Sunday, April 18, 2010

Ecclestiastes 2 - an impious rendering

I corrected the typo in my last post - forgot what book I was on! It is foolishness in the face of all who toil under the sun for me to post these words.

There is a little more punctuation in this translation than in my renderings of poetry. This book is not here poetic. It sounds like a self-serving rant. And there is no pious statement except maybe one where the circle of his thought requires him to say God gives - so the sinner appears and the good prosper. Is that the best result of this reasoning from a supposedly rich and wise/shrewd king? - Can't say - haven't got to the end yet. I hope I have left open the possibility of surprise in the phrase: וּרְעוּת רוּחַ u-ra-ut ru-ah. I think this phrase needs ambiguity - how does one tend wind?
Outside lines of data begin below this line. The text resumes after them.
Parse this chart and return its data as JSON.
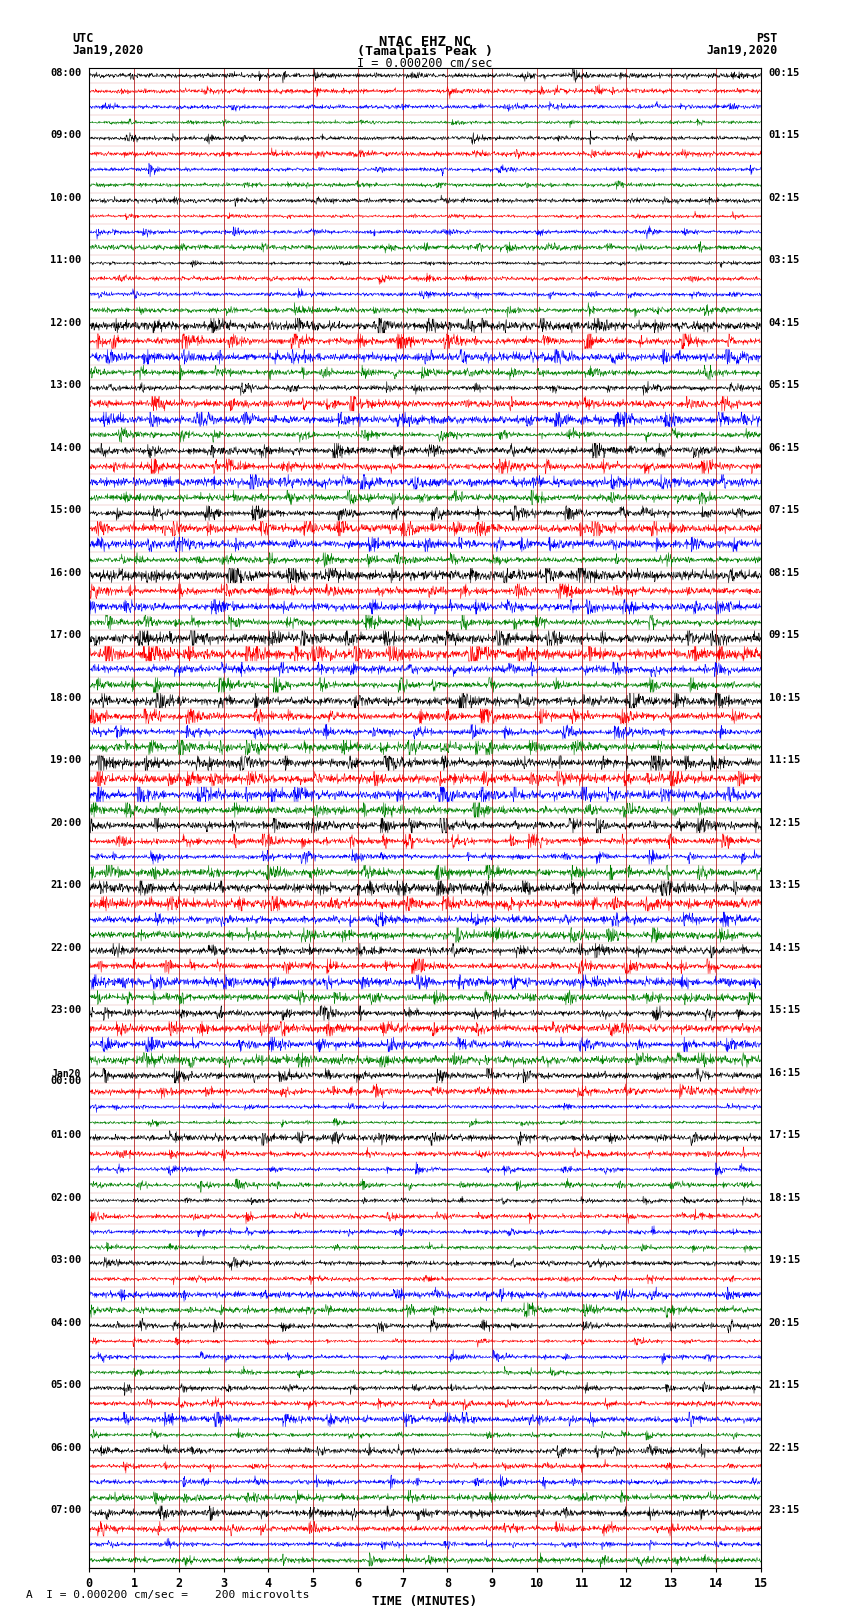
{
  "title_line1": "NTAC EHZ NC",
  "title_line2": "(Tamalpais Peak )",
  "scale_label": "I = 0.000200 cm/sec",
  "footer_label": "A  I = 0.000200 cm/sec =    200 microvolts",
  "left_date_line1": "UTC",
  "left_date_line2": "Jan19,2020",
  "right_date_line1": "PST",
  "right_date_line2": "Jan19,2020",
  "xlabel": "TIME (MINUTES)",
  "x_ticks": [
    0,
    1,
    2,
    3,
    4,
    5,
    6,
    7,
    8,
    9,
    10,
    11,
    12,
    13,
    14,
    15
  ],
  "x_lim": [
    0,
    15
  ],
  "colors": [
    "black",
    "red",
    "blue",
    "green"
  ],
  "background_color": "white",
  "grid_color": "#aa0000",
  "n_rows": 96,
  "left_labels_utc": [
    "08:00",
    "09:00",
    "10:00",
    "11:00",
    "12:00",
    "13:00",
    "14:00",
    "15:00",
    "16:00",
    "17:00",
    "18:00",
    "19:00",
    "20:00",
    "21:00",
    "22:00",
    "23:00",
    "Jan20\n00:00",
    "01:00",
    "02:00",
    "03:00",
    "04:00",
    "05:00",
    "06:00",
    "07:00"
  ],
  "right_labels_pst": [
    "00:15",
    "01:15",
    "02:15",
    "03:15",
    "04:15",
    "05:15",
    "06:15",
    "07:15",
    "08:15",
    "09:15",
    "10:15",
    "11:15",
    "12:15",
    "13:15",
    "14:15",
    "15:15",
    "16:15",
    "17:15",
    "18:15",
    "19:15",
    "20:15",
    "21:15",
    "22:15",
    "23:15"
  ],
  "signal_seed": 12345,
  "n_points": 1800,
  "event_row": 16,
  "event_col_min": 9.3,
  "event_amplitude": 0.38
}
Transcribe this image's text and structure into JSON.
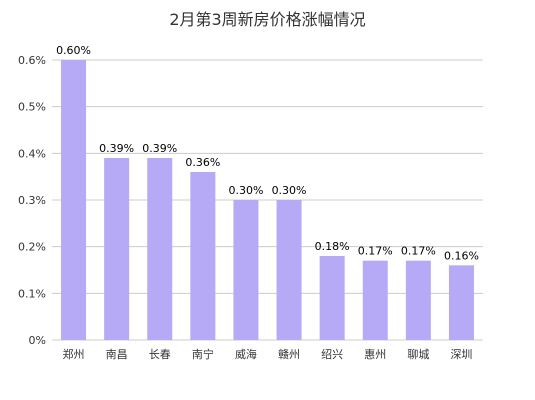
{
  "chart_data": {
    "type": "bar",
    "title": "2月第3周新房价格涨幅情况",
    "categories": [
      "郑州",
      "南昌",
      "长春",
      "南宁",
      "威海",
      "赣州",
      "绍兴",
      "惠州",
      "聊城",
      "深圳"
    ],
    "values": [
      0.6,
      0.39,
      0.39,
      0.36,
      0.3,
      0.3,
      0.18,
      0.17,
      0.17,
      0.16
    ],
    "data_labels": [
      "0.60%",
      "0.39%",
      "0.39%",
      "0.36%",
      "0.30%",
      "0.30%",
      "0.18%",
      "0.17%",
      "0.17%",
      "0.16%"
    ],
    "y_ticks": [
      0,
      0.1,
      0.2,
      0.3,
      0.4,
      0.5,
      0.6
    ],
    "y_tick_labels": [
      "0%",
      "0.1%",
      "0.2%",
      "0.3%",
      "0.4%",
      "0.5%",
      "0.6%"
    ],
    "ylim": [
      0,
      0.6
    ],
    "xlabel": "",
    "ylabel": "",
    "grid": true,
    "bar_color": "#b6a9f5",
    "grid_color": "#cccccc",
    "text_color": "#333333"
  }
}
Could it be nurture the spirit? Be a friend to the Spirit?

I said, I in my heart, go on, I will prove you with happiness,
and see the good.
And I note even this is futility.
Of laughter I said, madness
and of happiness - what does it do?

I explored in my heart to draw my flesh  into wine,
my heart, of course, conducting itself with shrewdness,
and to seize into foolishness till I could see what is this good for the children of earth
that they do under the heavens
in the tale of the days of their lives.

I made myself great from deeds
I built for me houses
I planted for me vineyards
I made for me gardens and paradises
and I planted in them every type of fruit tree
I made for me blessing pools of water
to irrigate from them the forest that sprung from the trees
I got me slaves and slave-girls
and children of the house
I had even livestock, cattle and sheep
the more there were to me than all who were before me in Jerusalem
I heaped up for me even silver and gold
and treasure of kings and the provinces
I made for me singers male and female
and the delights of the children of earth, choir and orchestra

So I was great and had increased above all that were before me in Jerusalem
Also my shrewdness stood with me
And all that my eyes panned
I did not withhold from them
I did not deny my heart from any happiness
for my heart was happy in all my toil
for this was my share of all my toil
Then I faced, I did, in all my deeds that my hands had done
and in the toil that I toiled in the doing
and note - the whole is futility and a tending of wind
for there is nothing left of it under the heavens.

Then I faced, I did, to see shrewdness and madness and foolishness
for what about the earthling that comes after the king?
Exactly what has already been done.
But I saw, I did, that there is something left in shrewdness over foolishness
like what is left of the light over darkness.
The eyes of one who is shrewd are in the head
but one who is foolish walks in darkness
and even I, I knew that one event meets them all.
Then I said, I did, in my heart
As it meets the foolish it will meet even me
so why (I myself am shrewd) then is anything left to me?(1)
Then I thought in my heart that even this is futility.
For there is no remembrance of the shrewd or of the foolish for ever.
In that already in the days to come the whole will be forgotten
and so it is that the shrewd dies with the foolish.

So I hated those lives
for evil to me was the deed that was done under the sun
for the whole is futility and a tending of wind.
And I hated, I did, all my toil that I myself was as toil under the sun
that I must bequeath to the earthling that comes after me.
And who knows if that one will be shrewd or foolish?
Yet he will take charge over all my toil which I toiled
and in which I was shrewd under the sun.
So this is futility.

So I circled, my heart in despair, over all the toil that I toiled under the sun.
For here is an earthling whose toil is in shrewdness and in knowledge and in success
and to an earthling that did not toil for it
he will give it as his share.
This also is futility and great evil.
For what is there to an earthling in all his toil and of his heart's tending that he has of toil under the sun?
For all his days are pain
and his business grief.
Even in the night there is no lying down for his heart.
Even this is futility for him.
There is no good for the earthling that eats and drinks and makes himself see good in his toil.
Even this I myself saw
for it is from the hand of God
For who eats or who hastes more than I?
For to an earthling that is good in his presence, he gives shrewdness and knowledge and happiness.
But to a sinner he gives business to gather and to heap up to give to the good in the presence of God.
There you have it: this is futility and a tending of wind.